Several factors must be taken into consideration when treating radial head fractures. In addition to the fracture pattern itself, associated ulnohumeral dislocation, ligament disruption and other associated elbow fractures must be considered. Patient characteristics such as handedness, functional status and expectations must also be weighed in determining a specific treatment.
The Mechanical Role of the Radial Head
The radial head along with the medial collateral ligament provide the primary restraints to valgus loading of the elbow. In this role, the radial head is secondary to the medial collateral in function. Attenuation of the MCL, however, increases the role of the radial head in valgus resistance.

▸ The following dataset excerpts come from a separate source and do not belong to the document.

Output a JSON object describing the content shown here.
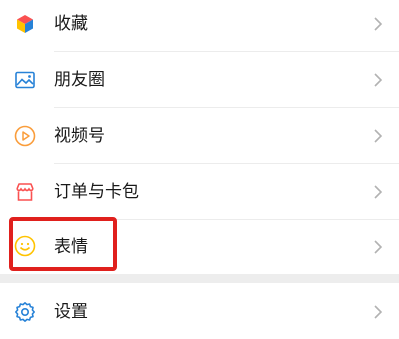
{
  "menu": {
    "items": [
      {
        "label": "收藏",
        "icon": "favorites-cube-icon"
      },
      {
        "label": "朋友圈",
        "icon": "moments-image-icon"
      },
      {
        "label": "视频号",
        "icon": "channels-play-icon"
      },
      {
        "label": "订单与卡包",
        "icon": "cards-shop-icon"
      },
      {
        "label": "表情",
        "icon": "sticker-smile-icon"
      },
      {
        "label": "设置",
        "icon": "settings-gear-icon"
      }
    ]
  },
  "highlight": {
    "target": "表情",
    "color": "#e0201d"
  },
  "colors": {
    "divider": "#ececec",
    "section_gap": "#ededed",
    "chevron": "#b2b2b2"
  }
}
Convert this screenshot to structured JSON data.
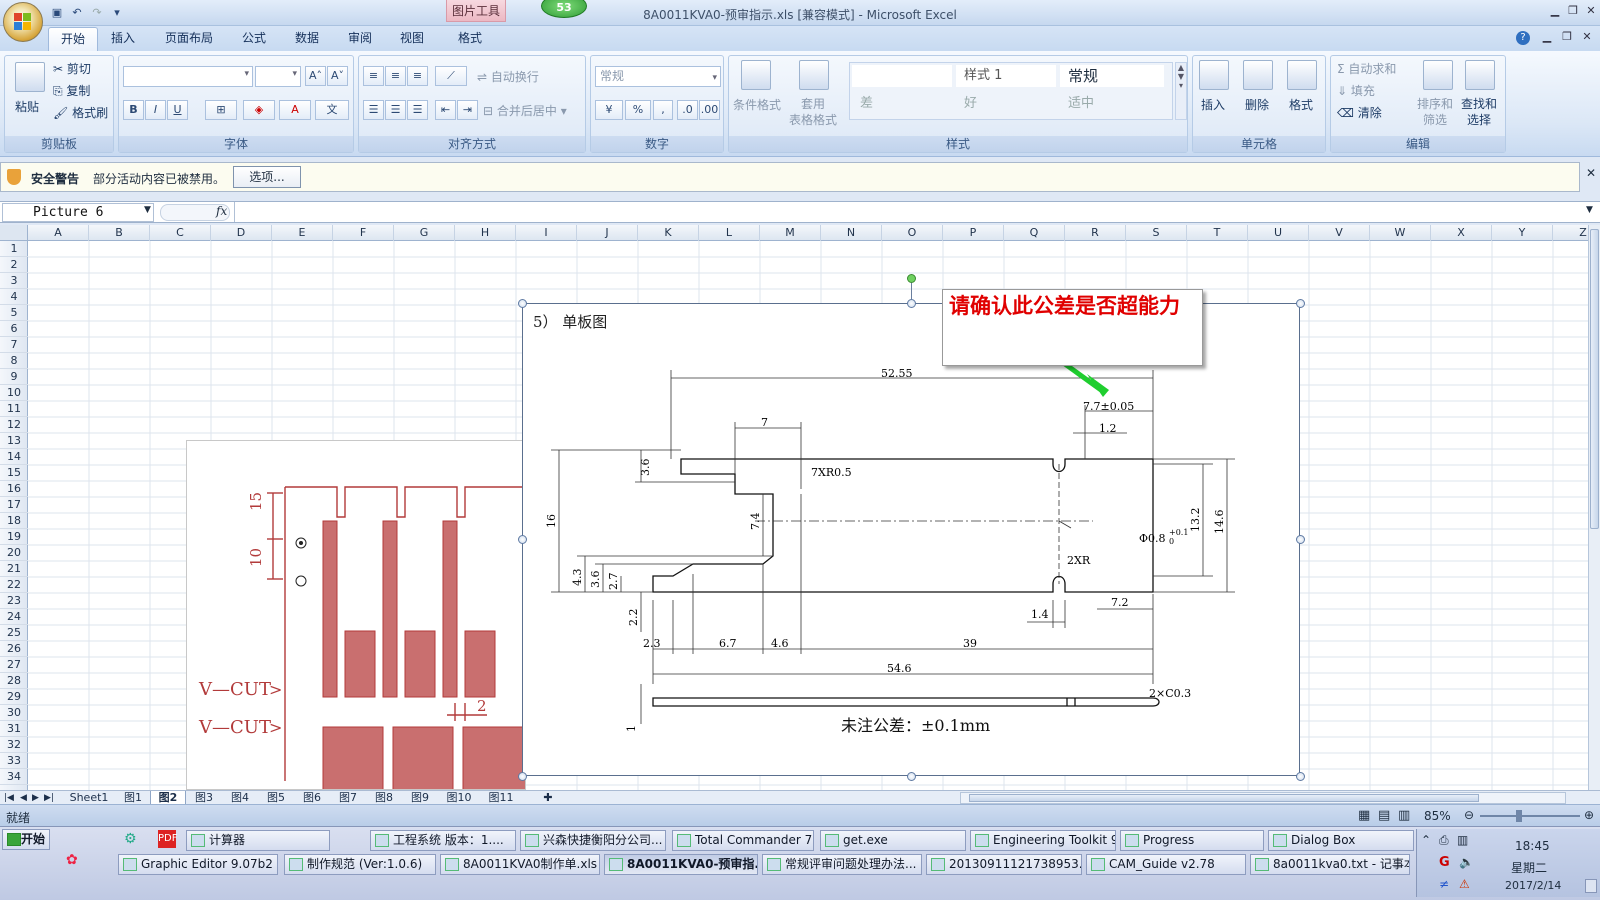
{
  "window": {
    "title": "8A0011KVA0-预审指示.xls  [兼容模式] - Microsoft Excel",
    "contextual_tab": "图片工具",
    "badge": "53"
  },
  "tabs": [
    "开始",
    "插入",
    "页面布局",
    "公式",
    "数据",
    "审阅",
    "视图",
    "格式"
  ],
  "ribbon": {
    "clipboard": {
      "label": "剪贴板",
      "paste": "粘贴",
      "cut": "剪切",
      "copy": "复制",
      "format_painter": "格式刷"
    },
    "font": {
      "label": "字体",
      "bold": "B",
      "italic": "I",
      "underline": "U",
      "grow": "A˄",
      "shrink": "A˅"
    },
    "alignment": {
      "label": "对齐方式",
      "wrap": "自动换行",
      "merge": "合并后居中"
    },
    "number": {
      "label": "数字",
      "format": "常规",
      "percent": "%",
      "comma": ","
    },
    "styles": {
      "label": "样式",
      "conditional": "条件格式",
      "table_format": "套用\n表格格式",
      "cells": [
        "样式 1",
        "常规",
        "差",
        "好",
        "适中"
      ]
    },
    "cells": {
      "label": "单元格",
      "insert": "插入",
      "delete": "删除",
      "format": "格式"
    },
    "editing": {
      "label": "编辑",
      "autosum": "自动求和",
      "fill": "填充",
      "clear": "清除",
      "sort": "排序和\n筛选",
      "find": "查找和\n选择"
    }
  },
  "security": {
    "title": "安全警告",
    "message": "部分活动内容已被禁用。",
    "options_button": "选项..."
  },
  "formula_bar": {
    "name_box": "Picture 6",
    "fx": "fx",
    "value": ""
  },
  "columns": [
    "A",
    "B",
    "C",
    "D",
    "E",
    "F",
    "G",
    "H",
    "I",
    "J",
    "K",
    "L",
    "M",
    "N",
    "O",
    "P",
    "Q",
    "R",
    "S",
    "T",
    "U",
    "V",
    "W",
    "X",
    "Y",
    "Z"
  ],
  "rows": [
    "1",
    "2",
    "3",
    "4",
    "5",
    "6",
    "7",
    "8",
    "9",
    "10",
    "11",
    "12",
    "13",
    "14",
    "15",
    "16",
    "17",
    "18",
    "19",
    "20",
    "21",
    "22",
    "23",
    "24",
    "25",
    "26",
    "27",
    "28",
    "29",
    "30",
    "31",
    "32",
    "33",
    "34"
  ],
  "drawing": {
    "heading": "5） 单板图",
    "note": "未注公差：±0.1mm",
    "dims": {
      "total_top": "52.55",
      "seg7": "7",
      "tol": "7.7±0.05",
      "d12": "1.2",
      "r7": "7XR0.5",
      "d36": "3.6",
      "d16": "16",
      "d74": "7.4",
      "d132": "13.2",
      "d146": "14.6",
      "phi": "Φ0.8",
      "phi_tol": "+0.1",
      "phi_tol2": "0",
      "r2": "2XR",
      "d43": "4.3",
      "d36b": "3.6",
      "d27": "2.7",
      "d22": "2.2",
      "d14": "1.4",
      "d72": "7.2",
      "d23": "2.3",
      "d67": "6.7",
      "d46": "4.6",
      "d39": "39",
      "d546": "54.6",
      "c03": "2×C0.3",
      "d1": "1"
    }
  },
  "left_picture": {
    "vcut1": "V—CUT",
    "vcut2": "V—CUT",
    "dim15": "15",
    "dim10": "10",
    "dim2": "2"
  },
  "callout": {
    "text": "请确认此公差是否超能力"
  },
  "sheet_tabs": [
    "Sheet1",
    "图1",
    "图2",
    "图3",
    "图4",
    "图5",
    "图6",
    "图7",
    "图8",
    "图9",
    "图10",
    "图11"
  ],
  "active_sheet": "图2",
  "status": {
    "ready": "就绪",
    "zoom": "85%"
  },
  "taskbar": {
    "start": "开始",
    "row1": [
      "计算器",
      "工程系统  版本：1....",
      "兴森快捷衡阳分公司...",
      "Total Commander 7.0 ...",
      "get.exe",
      "Engineering Toolkit 9....",
      "Progress",
      "Dialog Box"
    ],
    "row2": [
      "Graphic Editor 9.07b2 (0...",
      "制作规范 (Ver:1.0.6)",
      "8A0011KVA0制作单.xls ...",
      "8A0011KVA0-预审指...",
      "常规评审问题处理办法...",
      "20130911121738953.rtf...",
      "CAM_Guide v2.78",
      "8a0011kva0.txt - 记事本"
    ],
    "time": "18:45",
    "weekday": "星期二",
    "date": "2017/2/14"
  }
}
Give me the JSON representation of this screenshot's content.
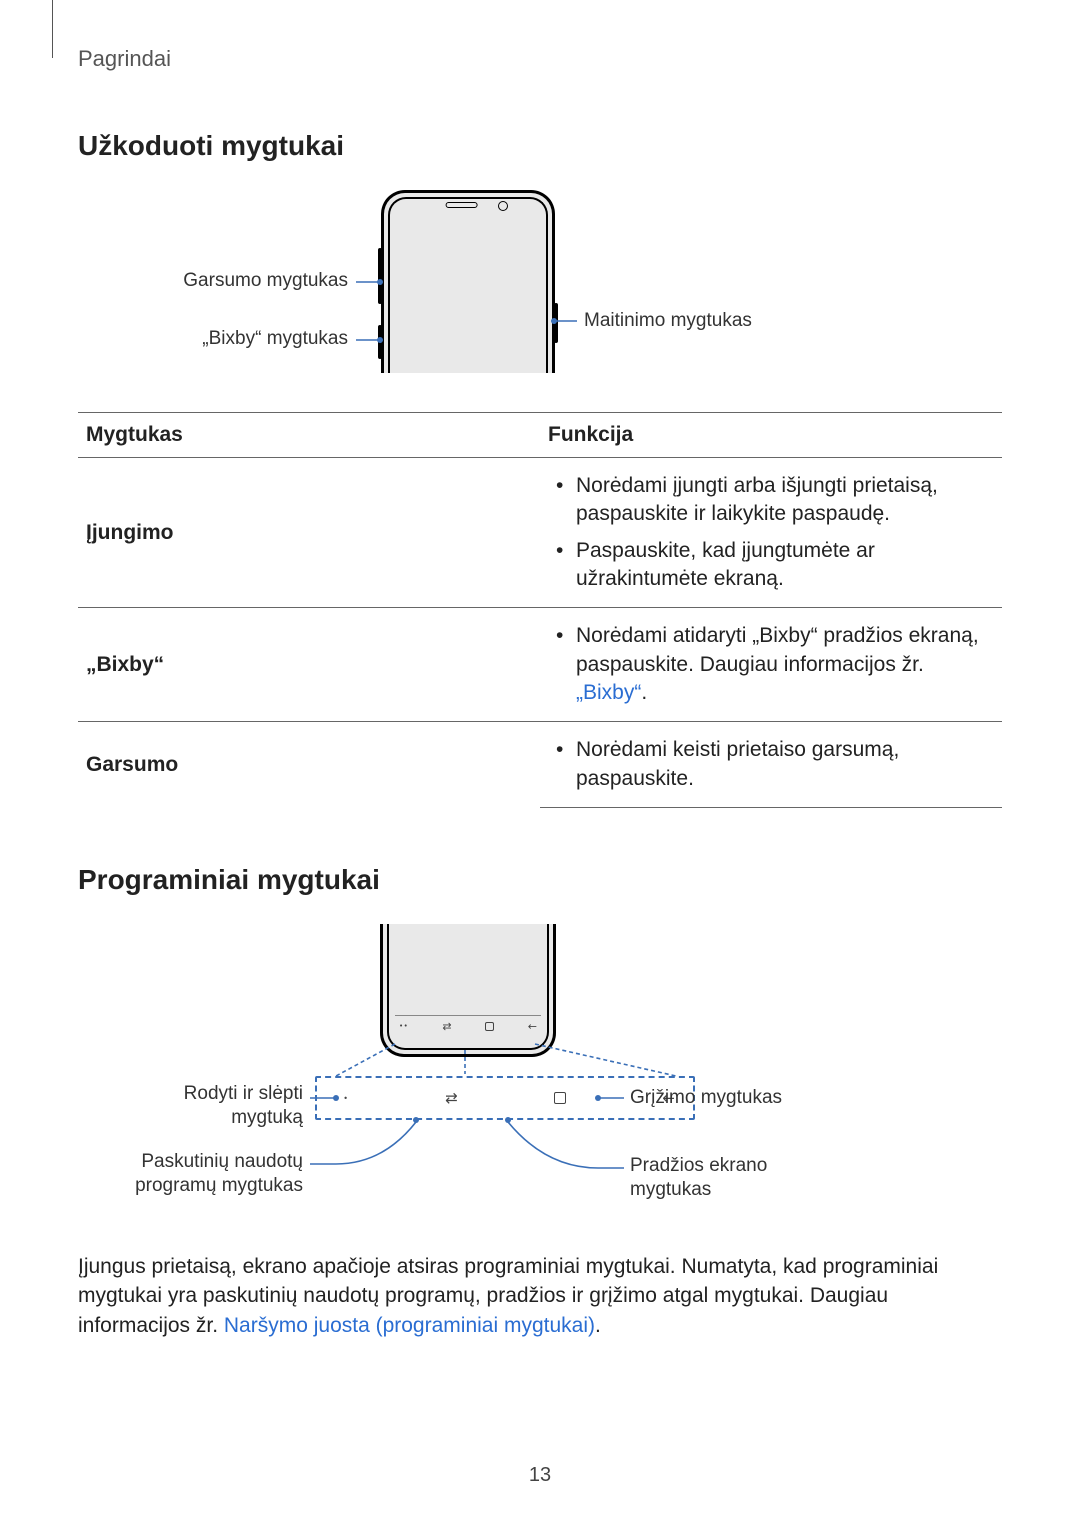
{
  "running_head": "Pagrindai",
  "section1_title": "Užkoduoti mygtukai",
  "diagram1": {
    "volume_label": "Garsumo mygtukas",
    "bixby_label": "„Bixby“ mygtukas",
    "power_label": "Maitinimo mygtukas"
  },
  "table": {
    "head_key": "Mygtukas",
    "head_func": "Funkcija",
    "rows": [
      {
        "key": "Įjungimo",
        "funcs": [
          "Norėdami įjungti arba išjungti prietaisą, paspauskite ir laikykite paspaudę.",
          "Paspauskite, kad įjungtumėte ar užrakintumėte ekraną."
        ]
      },
      {
        "key": "„Bixby“",
        "funcs_prefix": "Norėdami atidaryti „Bixby“ pradžios ekraną, paspauskite. Daugiau informacijos žr. ",
        "funcs_link": "„Bixby“",
        "funcs_suffix": "."
      },
      {
        "key": "Garsumo",
        "funcs": [
          "Norėdami keisti prietaiso garsumą, paspauskite."
        ]
      }
    ]
  },
  "section2_title": "Programiniai mygtukai",
  "diagram2": {
    "show_hide": "Rodyti ir slėpti mygtuką",
    "recents": "Paskutinių naudotų programų mygtukas",
    "back": "Grįžimo mygtukas",
    "home": "Pradžios ekrano mygtukas"
  },
  "paragraph_prefix": "Įjungus prietaisą, ekrano apačioje atsiras programiniai mygtukai. Numatyta, kad programiniai mygtukai yra paskutinių naudotų programų, pradžios ir grįžimo atgal mygtukai. Daugiau informacijos žr. ",
  "paragraph_link": "Naršymo juosta (programiniai mygtukai)",
  "paragraph_suffix": ".",
  "page_number": "13"
}
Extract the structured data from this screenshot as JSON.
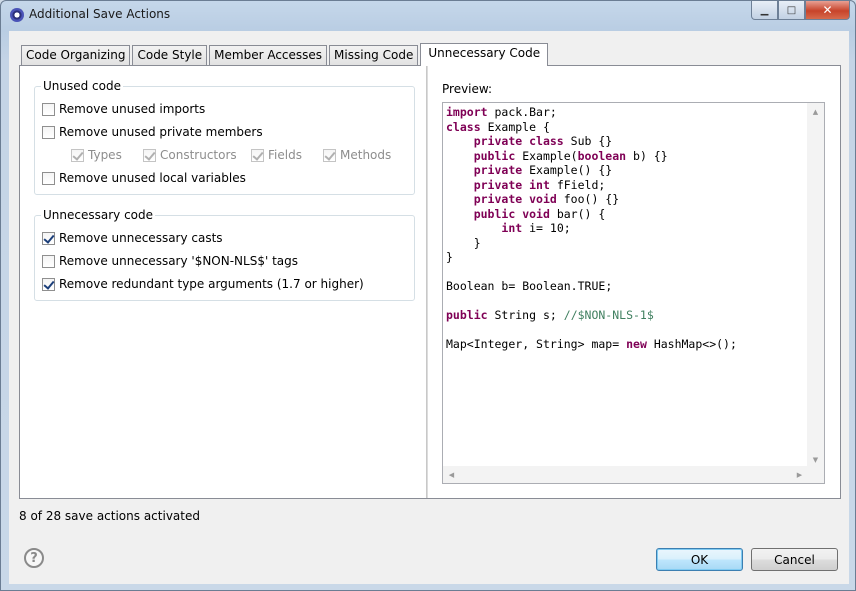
{
  "window": {
    "title": "Additional Save Actions",
    "minimize_glyph": "▁",
    "maximize_glyph": "□",
    "close_glyph": "✕"
  },
  "tabs": [
    {
      "label": "Code Organizing",
      "active": false
    },
    {
      "label": "Code Style",
      "active": false
    },
    {
      "label": "Member Accesses",
      "active": false
    },
    {
      "label": "Missing Code",
      "active": false
    },
    {
      "label": "Unnecessary Code",
      "active": true
    }
  ],
  "unused_group": {
    "title": "Unused code",
    "remove_unused_imports": {
      "label": "Remove unused imports",
      "checked": false
    },
    "remove_unused_private_members": {
      "label": "Remove unused private members",
      "checked": false
    },
    "sub_types": {
      "label": "Types",
      "checked": true,
      "enabled": false
    },
    "sub_constructors": {
      "label": "Constructors",
      "checked": true,
      "enabled": false
    },
    "sub_fields": {
      "label": "Fields",
      "checked": true,
      "enabled": false
    },
    "sub_methods": {
      "label": "Methods",
      "checked": true,
      "enabled": false
    },
    "remove_unused_locals": {
      "label": "Remove unused local variables",
      "checked": false
    }
  },
  "unnecessary_group": {
    "title": "Unnecessary code",
    "remove_casts": {
      "label": "Remove unnecessary casts",
      "checked": true
    },
    "remove_nls_tags": {
      "label": "Remove unnecessary '$NON-NLS$' tags",
      "checked": false
    },
    "remove_type_args": {
      "label": "Remove redundant type arguments (1.7 or higher)",
      "checked": true
    }
  },
  "preview": {
    "label": "Preview:",
    "code_lines": [
      "import pack.Bar;",
      "class Example {",
      "    private class Sub {}",
      "    public Example(boolean b) {}",
      "    private Example() {}",
      "    private int fField;",
      "    private void foo() {}",
      "    public void bar() {",
      "        int i= 10;",
      "    }",
      "}",
      "",
      "Boolean b= Boolean.TRUE;",
      "",
      "public String s; //$NON-NLS-1$",
      "",
      "Map<Integer, String> map= new HashMap<>();"
    ],
    "keywords": [
      "import",
      "class",
      "private",
      "public",
      "boolean",
      "int",
      "void",
      "new"
    ]
  },
  "status_text": "8 of 28 save actions activated",
  "help_glyph": "?",
  "buttons": {
    "ok": "OK",
    "cancel": "Cancel"
  }
}
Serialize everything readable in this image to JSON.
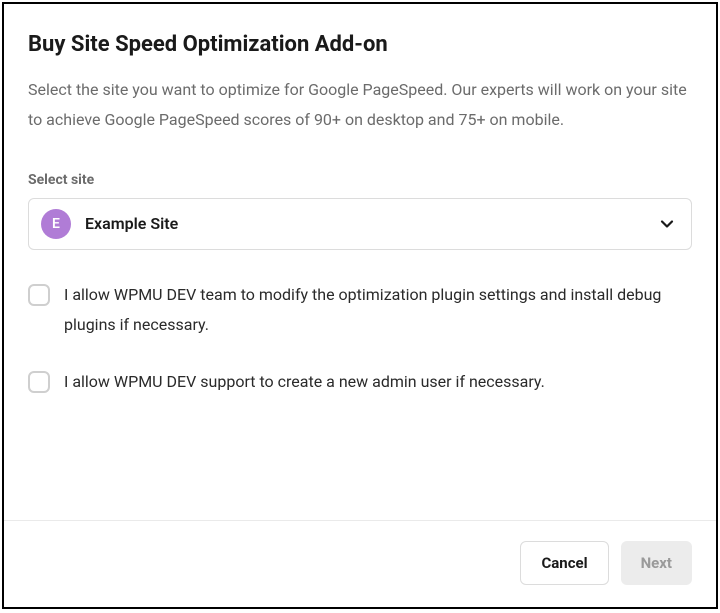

Radial head fractures are classified via the Mason system. Type 1 fractures are nondisplaced, type 2 fractures are partial articular with displacement and Type 3 fractures are comminuted fractures involving the entire radial head. (Type 3 are subtyped as III A Fracture of the entire radial neck, with the head completely displaced from the shaft; III B Articular fracture involving the entire head, consisting of more than two large fragments and III C Fracture with a tilted and impacted articular segment.) Type 4 fractures represent fracture of the radial head with dislocation of the elbow joint.
Type 1 fractures of the radial head can be treated nonsurgically. This involves initiating range of motion at one week as tolerated by the patient. Modified weight bearing on the extremity is encouraged for the first 6 weeks.
Many of the Mason Type 2 fractures can also be treated nonoperativly if:
1. there is no bony block to elbow motion (30-130 degrees flexion/extension arc, 70 degrees of pronation/supination);
2. Elbow stability is maintained without fracture fixation.
Typically, functional results are not as good as the nonoperative treatment of Type 1 fractures.
Fewer Type 3 fractures can be managed nonoperativly. Elbow stability is required for this treatment protocol.
Surgical treatment is necessary in Mason Type 2 injuries when the radial head is required for elbow stability of there is a block to motion. Open reduction/internal fixation with miniature lag screws in combination with the use of small plates is often indicated.
Radial Head Excision
Partial excision may be considered when the fragments are relatively small and overall elbow stability is preserved. Complete radial head excision can lead to radial shortening, wrist pain and decreased forearm strength and should be performed with caution.
Radial Head Replacement
Type 3 fractures are often treated with radial head excision with concurrent radial head replacement. Metal implants are favored over silicone. Metal implants are reported to result in increased ROM, decreased radial shortening and decreased elbow arthritis when compared to silicone implants.
The lateral Kocher approach is used for the majority of these injuries. Dissection posterior to the midcapitallum can disrupt the lateral ligamentous complex of the elbow. A 110 degree safe zone for hardware. This zone is described as an arc between the axis's of Listers tubercle and the radial styloid. When the arm is in neutral, the zone is along the anteriorlateral radial head that is visible though the Kocher incision.